Have you looked into DBOS? Same thesis: durable and reliable workflows are hard to manage -- it just doesn't have to be as hard as Temporal makes it be :)
I've talked to dozens of engineers who built their home grown "durable" stack. Most of them eventually moved on to buying vs building, when their system actually scaled. It's just not a side-hustle to build a foundational reliability layer.
Yeah, we've observed that too: people start implementing their own retry logic, idempotency, etc. But then they grow a hard to maintain, complex stack that's not their core business logic. There's a reason why there is a dedicated team building DBOS, every day. Because it's not that easy to build a solid durable workflows engine on Postgres.
As you said, the example is simple and it might not be obvious to people without prod experience what the problems can be. Postgres can give you all the primitives you need to solve this at the application layer. Durable workflows on Postgres is an effective way to access these primitives.
We've found that durable workflows is a much needed primitive for agents control flow. They give a structure for deterministic replays, observability, and, of course, fault tolerance, that operators need to make the agent loop reliable.
I notice you didn't provide any specific comparison alongside that comment, which makes me feel frustrated because I think the Temporal workflow SDK is very different. Architecturally, Temporal and DBOS are at two opposites of the durable execution spectrum. I'd love to understand what makes you think this work is a mere copy and paste. Would you be willing to share some more with me?
Thanks for the comment (author here). I wanted this post to focus on the Golang specific implementation, not dwell on the durable execution ecosystem at large.

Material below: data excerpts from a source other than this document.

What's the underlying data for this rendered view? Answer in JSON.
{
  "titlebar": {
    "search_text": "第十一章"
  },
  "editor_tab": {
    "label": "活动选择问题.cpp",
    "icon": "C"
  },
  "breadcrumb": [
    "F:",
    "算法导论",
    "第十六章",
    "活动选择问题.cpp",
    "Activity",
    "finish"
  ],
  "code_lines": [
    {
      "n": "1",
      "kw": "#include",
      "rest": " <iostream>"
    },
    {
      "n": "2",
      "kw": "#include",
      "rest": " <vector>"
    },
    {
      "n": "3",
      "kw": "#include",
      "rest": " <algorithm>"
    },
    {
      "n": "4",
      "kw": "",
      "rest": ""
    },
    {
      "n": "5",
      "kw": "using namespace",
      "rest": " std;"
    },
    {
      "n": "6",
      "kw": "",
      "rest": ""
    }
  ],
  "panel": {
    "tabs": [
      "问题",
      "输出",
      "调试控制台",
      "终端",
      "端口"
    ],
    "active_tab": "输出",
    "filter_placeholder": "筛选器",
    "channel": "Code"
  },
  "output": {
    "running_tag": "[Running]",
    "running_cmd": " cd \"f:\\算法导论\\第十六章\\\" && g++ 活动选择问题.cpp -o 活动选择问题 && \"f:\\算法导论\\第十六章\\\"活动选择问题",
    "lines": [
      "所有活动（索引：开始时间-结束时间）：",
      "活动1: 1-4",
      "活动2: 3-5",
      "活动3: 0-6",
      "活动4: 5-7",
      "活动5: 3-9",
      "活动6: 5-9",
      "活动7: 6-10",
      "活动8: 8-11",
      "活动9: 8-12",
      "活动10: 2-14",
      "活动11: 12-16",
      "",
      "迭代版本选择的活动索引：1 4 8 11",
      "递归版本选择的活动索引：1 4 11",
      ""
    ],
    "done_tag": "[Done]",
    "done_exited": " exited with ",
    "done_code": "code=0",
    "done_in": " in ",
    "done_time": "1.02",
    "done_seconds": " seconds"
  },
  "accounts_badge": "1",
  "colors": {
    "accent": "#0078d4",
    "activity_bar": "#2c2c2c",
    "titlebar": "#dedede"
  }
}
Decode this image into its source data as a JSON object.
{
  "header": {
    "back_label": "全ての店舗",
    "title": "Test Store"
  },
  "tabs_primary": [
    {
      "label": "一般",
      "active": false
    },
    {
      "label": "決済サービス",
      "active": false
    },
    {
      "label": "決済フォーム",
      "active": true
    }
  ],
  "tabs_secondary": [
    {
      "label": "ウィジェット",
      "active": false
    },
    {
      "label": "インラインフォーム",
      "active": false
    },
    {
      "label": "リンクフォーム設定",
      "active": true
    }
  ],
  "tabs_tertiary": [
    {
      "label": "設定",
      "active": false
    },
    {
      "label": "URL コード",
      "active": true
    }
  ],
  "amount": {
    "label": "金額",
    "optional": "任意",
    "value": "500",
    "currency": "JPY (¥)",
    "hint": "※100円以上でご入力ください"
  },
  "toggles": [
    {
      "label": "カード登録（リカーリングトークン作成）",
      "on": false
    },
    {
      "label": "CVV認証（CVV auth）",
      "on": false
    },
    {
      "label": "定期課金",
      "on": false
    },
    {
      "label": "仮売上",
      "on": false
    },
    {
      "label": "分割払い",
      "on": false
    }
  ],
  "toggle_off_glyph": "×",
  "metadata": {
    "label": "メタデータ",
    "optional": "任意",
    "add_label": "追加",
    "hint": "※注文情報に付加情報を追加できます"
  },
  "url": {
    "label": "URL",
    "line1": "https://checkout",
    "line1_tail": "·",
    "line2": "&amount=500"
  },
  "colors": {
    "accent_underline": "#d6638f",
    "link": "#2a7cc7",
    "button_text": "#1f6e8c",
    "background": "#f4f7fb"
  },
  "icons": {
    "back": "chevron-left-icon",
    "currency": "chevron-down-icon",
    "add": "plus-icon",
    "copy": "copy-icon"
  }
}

With respect to context, I don't know that anyone invented "having their own context". Go interface are extendable and pretty much every major framework I know of implement their own context.
Would love to learn more about the gaps that offset you. We're constantly improving here ;)
Conductor is about enterprise features like automatic workflow recovery, alerting, or RBAC. The GUI is a nice to have -- but all your workflow data are in Postgres. You can access it very easily.
Durable execution has already been mentioned as the existing solution for this problem, but I would like to call out a specific pattern that DE makes obsolete: the outbox pattern. Imagine just being able to do do
send a()
send b()
And know both will be sent at least once, without having to introduce an outbox and re-architect your code to use a message relay. We can nitpick the details, but being able to "just write normal code" and get strong guarantees is, imo, real progress.
The hype is because DE is such an dev exp improvement over building your own queue. Good DE frameworks come with workflows, pub/sub, notifications, distributed queues with tons of flow control options, etc.